La guagua de Willie Colón

Uno de los pasajeros más frecuentes de este avión cultural es Willie Colón. Su vida y su música transitan ida y vuelta entre el Bronx y su ancestral Puerto Rico, con paradas en otras zonas musicales del Caribe. Sus primeros discos, producidos a finales de la década de 1960, en los umbrales de la era de la salsa, dan testimonio de su programática agenda estilística, de un eclecticismo desafiante: en tanto sus composiciones se basan principalmente en el son y el guaguancó cubanos, los títulos y las imágenes de «El malo», «The Hustler», «Cosa nuestra» y «The Big Break/La gran fuga» presentan con orgullo la figura del superfly latino, el fronterizo guapo de barrio. La música también se desvía de su base afrocubana al usar referencias y sonidos de estilos de Puerto Rico, Colombia, Panamá y de esa «otra» patria ancestral, África, como así también del jazz, el soul y el rock de los jóvenes «nuyoricans». Junto con su compinche, el cantante Héctor Lavoe, Colón proyecta desde los inicios de su carrera pionera en la salsa las nuevas mezclas musicales que se escuchaban en sus amados barrios neoyorquinos: una diaspórica «creolité en El Barrio».

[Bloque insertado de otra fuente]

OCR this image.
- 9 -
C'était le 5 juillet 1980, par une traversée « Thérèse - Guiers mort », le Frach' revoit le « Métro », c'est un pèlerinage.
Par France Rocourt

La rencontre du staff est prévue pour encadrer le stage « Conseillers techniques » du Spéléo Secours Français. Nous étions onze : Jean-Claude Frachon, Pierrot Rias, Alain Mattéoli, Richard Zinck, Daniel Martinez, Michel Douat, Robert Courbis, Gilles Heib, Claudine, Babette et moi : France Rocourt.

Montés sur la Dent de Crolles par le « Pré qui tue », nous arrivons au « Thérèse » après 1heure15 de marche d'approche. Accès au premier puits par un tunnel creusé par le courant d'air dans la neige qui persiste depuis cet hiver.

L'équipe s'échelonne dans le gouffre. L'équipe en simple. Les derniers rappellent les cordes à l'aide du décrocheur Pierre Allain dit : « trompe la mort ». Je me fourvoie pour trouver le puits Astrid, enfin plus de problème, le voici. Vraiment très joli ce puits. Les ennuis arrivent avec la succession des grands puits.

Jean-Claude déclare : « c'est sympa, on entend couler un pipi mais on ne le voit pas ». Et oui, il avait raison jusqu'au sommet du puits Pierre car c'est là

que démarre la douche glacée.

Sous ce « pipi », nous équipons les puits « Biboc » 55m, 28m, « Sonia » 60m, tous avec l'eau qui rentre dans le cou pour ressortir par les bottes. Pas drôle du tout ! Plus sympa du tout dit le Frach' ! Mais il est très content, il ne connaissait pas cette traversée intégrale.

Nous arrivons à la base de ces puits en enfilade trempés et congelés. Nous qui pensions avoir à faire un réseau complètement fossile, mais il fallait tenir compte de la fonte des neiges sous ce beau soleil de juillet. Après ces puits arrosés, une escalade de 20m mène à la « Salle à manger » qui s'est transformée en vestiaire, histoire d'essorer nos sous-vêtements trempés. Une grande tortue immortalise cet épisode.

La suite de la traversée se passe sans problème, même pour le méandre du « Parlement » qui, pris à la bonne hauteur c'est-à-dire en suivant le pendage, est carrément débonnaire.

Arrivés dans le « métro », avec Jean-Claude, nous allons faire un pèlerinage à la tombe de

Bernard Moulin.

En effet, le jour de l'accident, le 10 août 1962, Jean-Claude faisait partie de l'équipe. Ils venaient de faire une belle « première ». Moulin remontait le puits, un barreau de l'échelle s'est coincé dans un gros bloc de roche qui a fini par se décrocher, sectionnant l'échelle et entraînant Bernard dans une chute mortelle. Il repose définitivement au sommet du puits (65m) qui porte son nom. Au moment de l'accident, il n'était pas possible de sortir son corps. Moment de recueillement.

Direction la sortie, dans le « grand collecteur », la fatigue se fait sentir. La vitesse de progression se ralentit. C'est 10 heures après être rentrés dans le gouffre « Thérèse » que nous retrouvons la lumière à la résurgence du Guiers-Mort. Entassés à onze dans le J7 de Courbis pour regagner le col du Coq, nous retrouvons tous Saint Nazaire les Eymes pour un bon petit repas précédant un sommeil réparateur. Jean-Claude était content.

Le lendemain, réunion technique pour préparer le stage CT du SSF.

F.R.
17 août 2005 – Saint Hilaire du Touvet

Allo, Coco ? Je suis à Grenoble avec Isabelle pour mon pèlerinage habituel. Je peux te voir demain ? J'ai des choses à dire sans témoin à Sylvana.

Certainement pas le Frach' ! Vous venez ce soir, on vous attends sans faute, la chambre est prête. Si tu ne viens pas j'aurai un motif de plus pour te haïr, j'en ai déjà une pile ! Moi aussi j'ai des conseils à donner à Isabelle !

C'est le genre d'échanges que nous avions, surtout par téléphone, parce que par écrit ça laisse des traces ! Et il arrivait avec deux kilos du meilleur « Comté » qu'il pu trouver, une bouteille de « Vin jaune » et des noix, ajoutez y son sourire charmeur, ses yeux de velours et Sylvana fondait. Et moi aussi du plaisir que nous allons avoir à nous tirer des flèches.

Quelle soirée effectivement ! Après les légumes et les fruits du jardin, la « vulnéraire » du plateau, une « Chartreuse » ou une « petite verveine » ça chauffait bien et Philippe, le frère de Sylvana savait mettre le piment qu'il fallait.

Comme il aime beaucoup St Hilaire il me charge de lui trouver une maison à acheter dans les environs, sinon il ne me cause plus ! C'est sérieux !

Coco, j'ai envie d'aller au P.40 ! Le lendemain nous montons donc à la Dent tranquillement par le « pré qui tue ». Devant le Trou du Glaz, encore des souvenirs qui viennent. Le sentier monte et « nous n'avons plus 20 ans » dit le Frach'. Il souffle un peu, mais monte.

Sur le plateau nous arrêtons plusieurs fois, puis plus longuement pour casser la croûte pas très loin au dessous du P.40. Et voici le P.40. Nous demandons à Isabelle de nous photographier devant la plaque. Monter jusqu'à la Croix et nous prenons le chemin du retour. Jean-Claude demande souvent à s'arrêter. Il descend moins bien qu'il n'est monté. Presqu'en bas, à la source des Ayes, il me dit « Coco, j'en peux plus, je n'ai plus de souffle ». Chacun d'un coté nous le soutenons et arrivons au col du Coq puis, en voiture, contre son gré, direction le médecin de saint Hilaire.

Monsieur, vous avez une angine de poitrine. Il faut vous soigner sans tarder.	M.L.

En Asalto navideño, su disco de Navidad de 1971, que alcanzó gran popularidad, Colón nos transporta en la guagua aérea y hace de la relación entre la diáspora y la patria caribeña el tema central. Un clásico del canon salsero, esta recopilación desmiente la difundida noción de que la salsa es solo una imitación de las fuentes cubanas puras por parte de los exponentes puertorriqueños, en la que la música boricua tiene muy poca o ninguna presencia. El oyente educado reconoce inmediatamente el fuerte acento del son, la guaracha y el guaguancó, que se entrelaza con cualidades vocales, instrumentales y rítmicas típicas del seis, el aguinaldo, la bomba y la plena puertorriqueños. Esta presencia resalta más, pues además del claro timbre jíbaro de la voz de Lavoe, Colón incluyó al famoso Yomo Toro en el cuatro, instrumento emblemático de la música puertorriqueña tradicional. Se trata de un diálogo claramente intencionado con la cultura puertorriqueña. Incluso en el título del álbum, la palabra «asalto» alude a la vieja tradición de los asaltos navideños a las casas por parte de los vecinos y amigos cercanos con el propósito de fiestar, muy en línea con el tono nostálgico, fundamentalmente sentimental, de este diálogo entre la diáspora y la isla. Aquí hay, además, una velada y fina doble intención, con el sentido más común de «asalto» como «ataque» o «atraco» que acecha ominosamente, listo para salir a la superficie.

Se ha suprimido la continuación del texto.